Concerns in the Scenario

Several concerns can be identified in this scenario. Firstly, there is a significant delay in seeking medical attention for Mrs. Thomas’s symptoms. This delay of over three years may have allowed the disease to progress to an advanced stage, which likely impacts her prognosis and treatment options. It is essential to address this delay and assess any underlying reasons for it, such as financial barriers or cultural beliefs.

Secondly, Mrs. Thomas’s respiratory distress and collapse indicate a severe deterioration in her condition, necessitating critical care in the ICU. This suggests that her disease has become terminal, and further treatment for lymphoma may not be feasible or effective. Given her precarious health status, it is crucial to initiate end-of-life discussions and establish a plan of care that focuses on minimizing suffering and maintaining her comfort.

Another concern is the manner in which the family and friends react to the request for a limited group to participate in the meeting. Their anger and insistence on being included may stem from a desire to be actively involved in decision-making processes and to support Mrs. Thomas. However, it is essential to ensure that the discussion remains focused and that the immediate family’s voices are heard and respected. Balancing the family’s desires for inclusion with the need for effective decision-making can be a delicate task.

Anticipated Outcomes

In this situation, emotions are running high, and tensions are escalating. It is likely that the presence of multiple family members and friends in the meeting will complicate the decision-making process. Conflicting opinions, cultural beliefs, and personal biases may hinder reaching a consensus or a clear plan of care. The risk of family dynamics becoming oppressive or overpowering to the immediate family’s needs and voices is also a concern.

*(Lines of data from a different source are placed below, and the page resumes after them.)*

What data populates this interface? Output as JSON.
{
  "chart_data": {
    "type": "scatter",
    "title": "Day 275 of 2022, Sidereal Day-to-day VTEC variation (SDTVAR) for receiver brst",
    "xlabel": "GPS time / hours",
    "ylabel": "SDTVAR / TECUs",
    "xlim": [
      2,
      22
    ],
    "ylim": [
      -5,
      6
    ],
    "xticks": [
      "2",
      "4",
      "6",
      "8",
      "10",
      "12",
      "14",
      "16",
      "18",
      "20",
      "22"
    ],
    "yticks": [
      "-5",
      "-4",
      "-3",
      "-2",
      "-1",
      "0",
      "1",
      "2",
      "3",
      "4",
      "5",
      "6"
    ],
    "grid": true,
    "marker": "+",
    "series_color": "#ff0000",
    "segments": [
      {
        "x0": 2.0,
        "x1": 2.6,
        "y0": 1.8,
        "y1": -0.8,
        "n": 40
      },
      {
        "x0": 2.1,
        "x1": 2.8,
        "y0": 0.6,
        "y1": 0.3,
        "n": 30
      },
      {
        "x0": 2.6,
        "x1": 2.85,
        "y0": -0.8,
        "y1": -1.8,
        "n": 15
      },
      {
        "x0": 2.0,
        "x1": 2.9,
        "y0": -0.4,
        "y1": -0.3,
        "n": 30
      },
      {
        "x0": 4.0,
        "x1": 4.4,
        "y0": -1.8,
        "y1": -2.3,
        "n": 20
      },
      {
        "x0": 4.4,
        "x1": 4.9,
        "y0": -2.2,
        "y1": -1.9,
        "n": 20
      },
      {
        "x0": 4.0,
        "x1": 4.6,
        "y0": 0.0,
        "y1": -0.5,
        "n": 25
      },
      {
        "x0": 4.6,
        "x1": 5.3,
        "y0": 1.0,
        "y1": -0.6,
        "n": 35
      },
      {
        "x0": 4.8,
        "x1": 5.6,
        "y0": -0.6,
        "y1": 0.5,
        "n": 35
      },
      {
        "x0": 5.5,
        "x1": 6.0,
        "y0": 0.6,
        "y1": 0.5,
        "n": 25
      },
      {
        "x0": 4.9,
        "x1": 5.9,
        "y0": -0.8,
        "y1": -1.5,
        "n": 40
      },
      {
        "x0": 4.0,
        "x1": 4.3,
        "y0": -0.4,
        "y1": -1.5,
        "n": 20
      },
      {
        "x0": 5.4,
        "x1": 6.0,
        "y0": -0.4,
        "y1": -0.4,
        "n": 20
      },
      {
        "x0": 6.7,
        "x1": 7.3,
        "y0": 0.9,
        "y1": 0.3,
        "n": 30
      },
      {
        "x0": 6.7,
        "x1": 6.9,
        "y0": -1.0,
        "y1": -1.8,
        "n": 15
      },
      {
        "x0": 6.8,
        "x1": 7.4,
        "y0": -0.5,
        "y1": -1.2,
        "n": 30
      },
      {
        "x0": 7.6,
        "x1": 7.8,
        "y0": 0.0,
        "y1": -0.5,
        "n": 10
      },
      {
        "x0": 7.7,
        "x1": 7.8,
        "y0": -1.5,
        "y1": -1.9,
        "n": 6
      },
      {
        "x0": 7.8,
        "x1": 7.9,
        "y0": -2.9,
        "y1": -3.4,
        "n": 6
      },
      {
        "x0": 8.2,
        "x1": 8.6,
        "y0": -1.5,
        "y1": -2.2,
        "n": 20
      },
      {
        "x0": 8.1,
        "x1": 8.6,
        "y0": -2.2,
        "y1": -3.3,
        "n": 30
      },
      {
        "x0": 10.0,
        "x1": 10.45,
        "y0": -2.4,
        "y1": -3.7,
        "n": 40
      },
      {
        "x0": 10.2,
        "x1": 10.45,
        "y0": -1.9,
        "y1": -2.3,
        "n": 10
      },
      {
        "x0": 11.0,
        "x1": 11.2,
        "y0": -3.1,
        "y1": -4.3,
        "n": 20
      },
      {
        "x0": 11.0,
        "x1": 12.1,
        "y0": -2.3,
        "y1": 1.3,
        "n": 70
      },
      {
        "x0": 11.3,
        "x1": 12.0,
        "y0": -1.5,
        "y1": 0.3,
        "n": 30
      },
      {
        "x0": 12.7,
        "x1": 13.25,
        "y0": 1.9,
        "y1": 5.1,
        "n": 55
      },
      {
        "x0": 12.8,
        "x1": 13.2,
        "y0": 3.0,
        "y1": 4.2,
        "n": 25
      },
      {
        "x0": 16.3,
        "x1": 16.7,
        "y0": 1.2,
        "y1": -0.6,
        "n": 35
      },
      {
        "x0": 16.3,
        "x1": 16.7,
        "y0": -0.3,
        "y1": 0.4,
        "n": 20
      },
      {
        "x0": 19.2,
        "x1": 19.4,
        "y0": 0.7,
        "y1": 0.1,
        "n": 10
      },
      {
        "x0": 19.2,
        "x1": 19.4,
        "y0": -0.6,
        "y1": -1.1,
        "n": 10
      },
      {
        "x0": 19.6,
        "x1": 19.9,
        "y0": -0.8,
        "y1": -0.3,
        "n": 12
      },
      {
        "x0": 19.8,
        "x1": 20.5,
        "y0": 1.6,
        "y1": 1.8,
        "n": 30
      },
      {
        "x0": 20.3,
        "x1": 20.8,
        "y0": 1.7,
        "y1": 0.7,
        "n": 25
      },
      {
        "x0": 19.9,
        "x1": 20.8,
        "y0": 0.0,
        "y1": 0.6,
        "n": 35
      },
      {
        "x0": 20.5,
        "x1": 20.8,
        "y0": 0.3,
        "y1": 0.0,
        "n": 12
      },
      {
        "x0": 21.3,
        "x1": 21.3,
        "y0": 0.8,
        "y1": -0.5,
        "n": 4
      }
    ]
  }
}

The presence of the minister in the meeting introduces another dynamic. Religious and spiritual beliefs often shape end-of-life decisions, and Mrs. Thomas’s church community seems to play a significant role in her life. The religious leader’s opinion may carry particular weight, potentially influencing both the immediate family and the larger group’s perspective on treatment options and palliative care.

Handling the Family and Friends

To effectively handle the family members and friends wanting to be included in the discussion, several strategies can be employed. Firstly, it is essential to acknowledge the significance of Mrs. Thomas’s support network and the desire of her loved ones to be involved. This can be done by assigning a designated family representative who can act as the primary communicator between the medical team and the larger group. This representative should have a close relationship with the immediate family and be capable of relaying information accurately and advocating for their best interests.

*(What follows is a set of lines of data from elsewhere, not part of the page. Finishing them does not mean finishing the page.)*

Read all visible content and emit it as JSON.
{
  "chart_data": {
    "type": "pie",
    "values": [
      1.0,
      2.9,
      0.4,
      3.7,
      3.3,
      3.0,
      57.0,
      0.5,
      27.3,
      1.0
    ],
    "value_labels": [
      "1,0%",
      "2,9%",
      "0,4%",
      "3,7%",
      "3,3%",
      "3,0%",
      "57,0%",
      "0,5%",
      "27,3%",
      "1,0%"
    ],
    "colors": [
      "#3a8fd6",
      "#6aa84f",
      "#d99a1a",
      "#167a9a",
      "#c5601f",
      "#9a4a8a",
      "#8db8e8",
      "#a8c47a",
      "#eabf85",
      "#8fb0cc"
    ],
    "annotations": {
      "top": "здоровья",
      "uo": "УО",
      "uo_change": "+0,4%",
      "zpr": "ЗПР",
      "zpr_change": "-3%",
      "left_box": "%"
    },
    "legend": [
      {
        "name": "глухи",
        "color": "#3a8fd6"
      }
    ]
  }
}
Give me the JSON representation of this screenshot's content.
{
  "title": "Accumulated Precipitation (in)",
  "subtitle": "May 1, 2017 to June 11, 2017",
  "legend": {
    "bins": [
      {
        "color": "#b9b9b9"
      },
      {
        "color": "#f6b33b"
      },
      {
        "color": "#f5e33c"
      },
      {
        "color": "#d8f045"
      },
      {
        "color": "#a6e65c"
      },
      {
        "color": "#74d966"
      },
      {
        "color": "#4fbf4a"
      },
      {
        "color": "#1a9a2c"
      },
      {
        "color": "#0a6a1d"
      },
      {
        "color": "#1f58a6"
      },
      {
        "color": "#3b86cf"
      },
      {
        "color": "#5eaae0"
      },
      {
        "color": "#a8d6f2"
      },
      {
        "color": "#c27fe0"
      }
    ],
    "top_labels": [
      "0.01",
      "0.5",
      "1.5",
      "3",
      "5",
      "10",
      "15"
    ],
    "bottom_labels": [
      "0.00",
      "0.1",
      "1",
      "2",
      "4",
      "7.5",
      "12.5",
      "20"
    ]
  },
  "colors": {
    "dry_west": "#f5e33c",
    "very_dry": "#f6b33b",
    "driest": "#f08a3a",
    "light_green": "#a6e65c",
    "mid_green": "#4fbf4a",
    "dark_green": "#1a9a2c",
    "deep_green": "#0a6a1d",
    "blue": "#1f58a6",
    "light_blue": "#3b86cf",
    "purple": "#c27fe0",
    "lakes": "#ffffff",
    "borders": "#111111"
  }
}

Additionally, the medical team can organize separate meetings or forums for the extended family and friends to address their concerns and provide updates on Mrs. Thomas’s condition. This would create a space for them to feel included and involved without overwhelming the immediate family during the critical decision-making process. Providing resources, such as educational materials or support groups, can offer comfort and reassurance to both the immediate family and the larger group.

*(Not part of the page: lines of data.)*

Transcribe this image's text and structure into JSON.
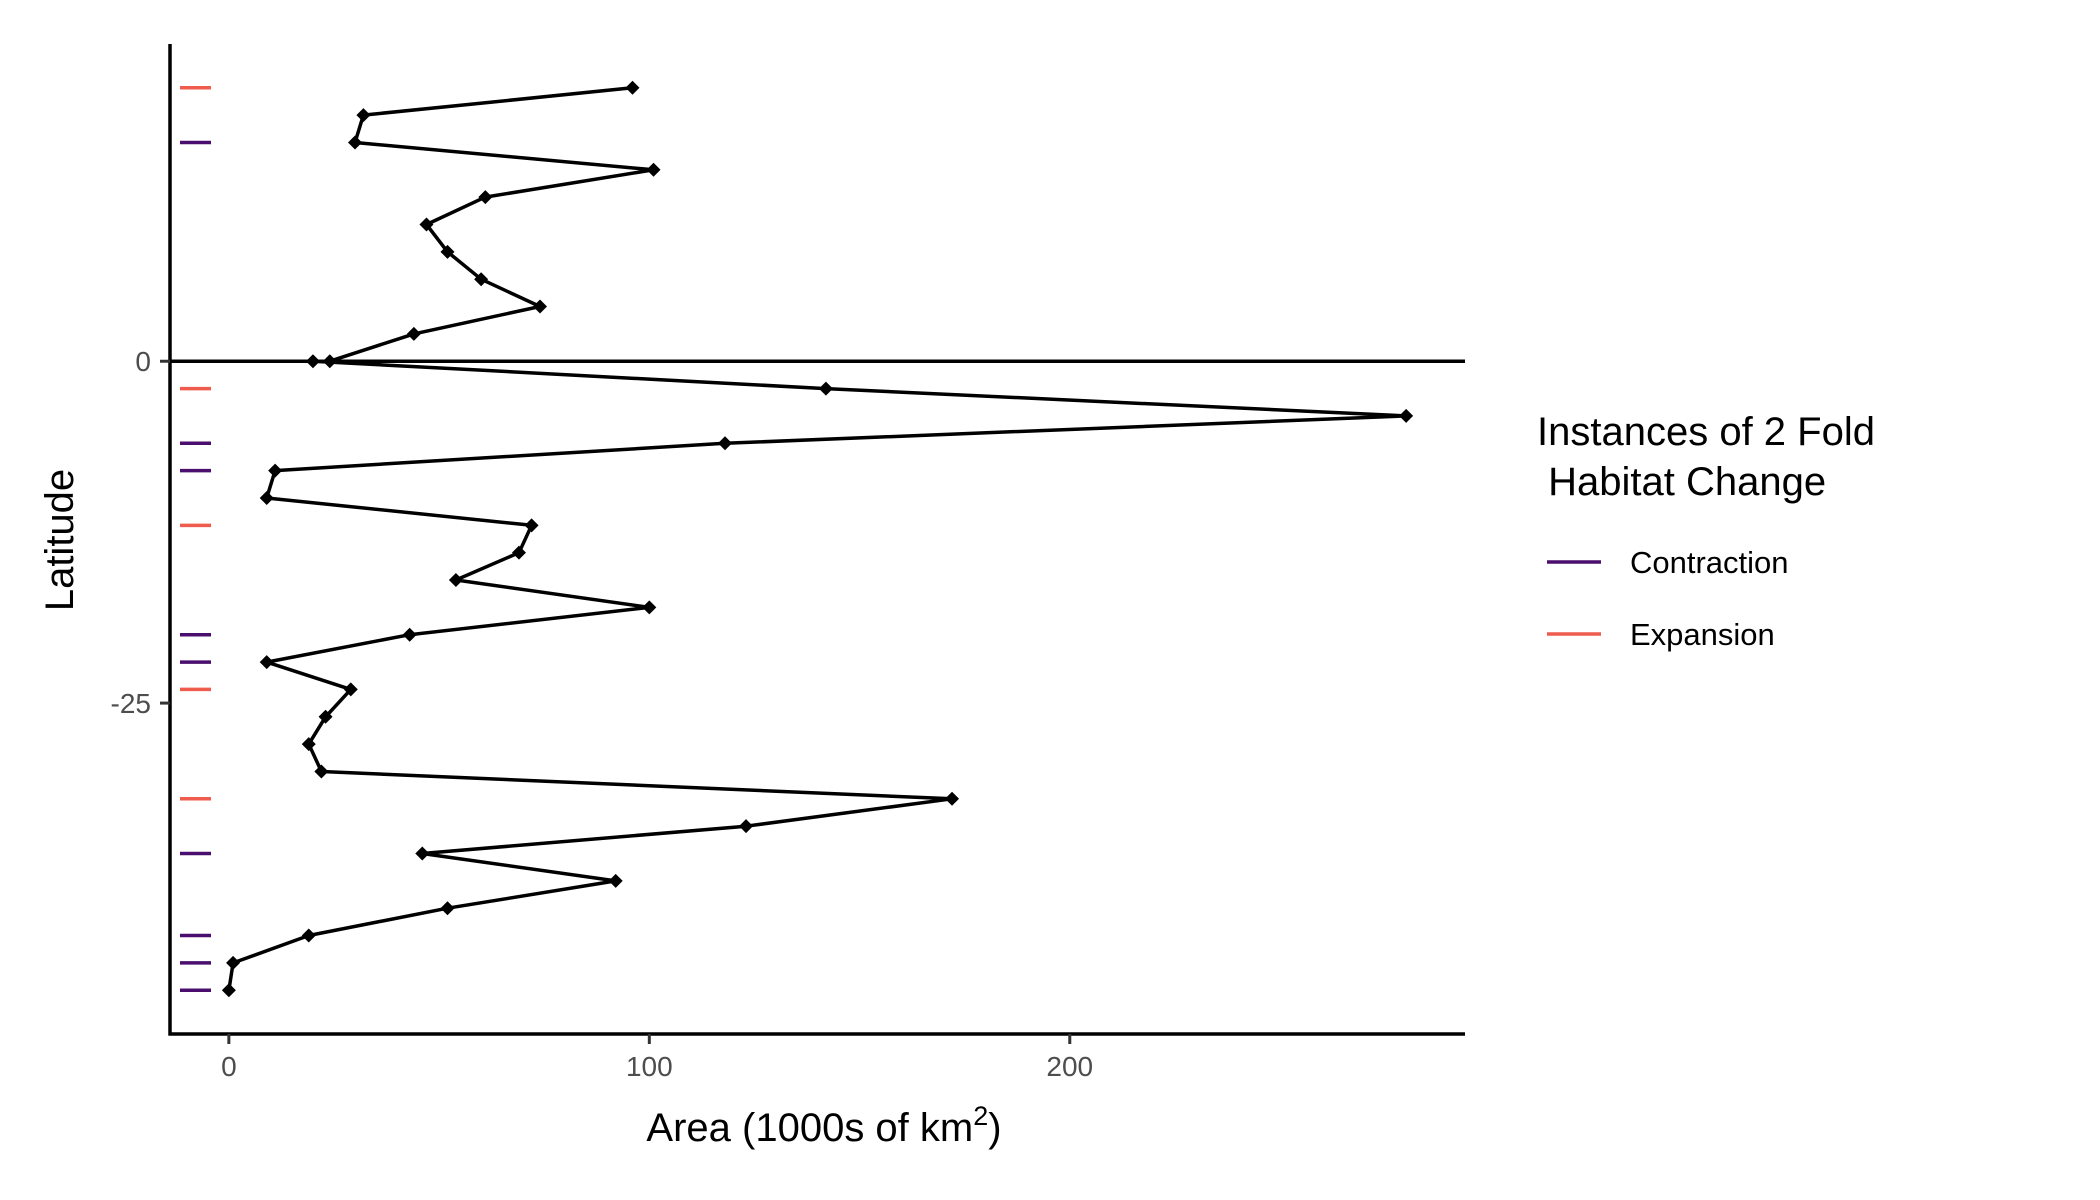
{
  "chart_data": {
    "type": "line",
    "title": "",
    "xlabel": "Area (1000s of km",
    "xlabel_superscript": "2",
    "xlabel_suffix": ")",
    "ylabel": "Latitude",
    "xlim": [
      -14,
      294
    ],
    "ylim": [
      -49.2,
      23.2
    ],
    "x_ticks": [
      0,
      100,
      200
    ],
    "y_ticks": [
      0,
      -25
    ],
    "zero_line": 0,
    "grid": false,
    "line_color": "#000000",
    "series": [
      {
        "x": [
          96,
          32,
          30,
          101,
          61,
          47,
          52,
          60,
          74,
          44,
          24,
          20,
          142,
          280,
          118,
          11,
          9,
          72,
          69,
          54,
          100,
          43,
          9,
          29,
          23,
          19,
          22,
          172,
          123,
          46,
          92,
          52,
          19,
          1,
          0
        ],
        "y": [
          20,
          18,
          16,
          14,
          12,
          10,
          8,
          6,
          4,
          2,
          0,
          0,
          -2,
          -4,
          -6,
          -8,
          -10,
          -12,
          -14,
          -16,
          -18,
          -20,
          -22,
          -24,
          -26,
          -28,
          -30,
          -32,
          -34,
          -36,
          -38,
          -40,
          -42,
          -44,
          -46
        ]
      }
    ],
    "rug": [
      {
        "y": 20,
        "type": "Expansion"
      },
      {
        "y": 16,
        "type": "Contraction"
      },
      {
        "y": -2,
        "type": "Expansion"
      },
      {
        "y": -6,
        "type": "Contraction"
      },
      {
        "y": -8,
        "type": "Contraction"
      },
      {
        "y": -12,
        "type": "Expansion"
      },
      {
        "y": -20,
        "type": "Contraction"
      },
      {
        "y": -22,
        "type": "Contraction"
      },
      {
        "y": -24,
        "type": "Expansion"
      },
      {
        "y": -32,
        "type": "Expansion"
      },
      {
        "y": -36,
        "type": "Contraction"
      },
      {
        "y": -42,
        "type": "Contraction"
      },
      {
        "y": -44,
        "type": "Contraction"
      },
      {
        "y": -46,
        "type": "Contraction"
      }
    ],
    "legend": {
      "title_line1": "Instances of 2 Fold",
      "title_line2": " Habitat Change",
      "placement": "right",
      "items": [
        {
          "label": "Contraction",
          "color": "#4a0f6e"
        },
        {
          "label": "Expansion",
          "color": "#ef5b4d"
        }
      ]
    }
  }
}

Furthermore, cultural sensitivity is vital in this situation. The medical team should take the time to understand the cultural beliefs and practices that may influence the family’s decision-making process. By demonstrating cultural competency, the medical team can build trust, foster open communication, and ensure that Mrs. Thomas’s care aligns with her values and preferences.

Conclusion

In the given scenario, the inclusion of multiple family members and friends in a family meeting to discuss Mrs. Thomas’s advanced condition raises significant concerns. Delayed medical attention, terminal disease progression, and conflicting opinions from the larger group necessitate careful handling. By employing strategies such as designating a family representative, organizing separate forums for extended family and friends, and demonstrating cultural sensitivity, the medical team can navigate these challenges and support the immediate family in making informed decisions about Mrs. Thomas’s care.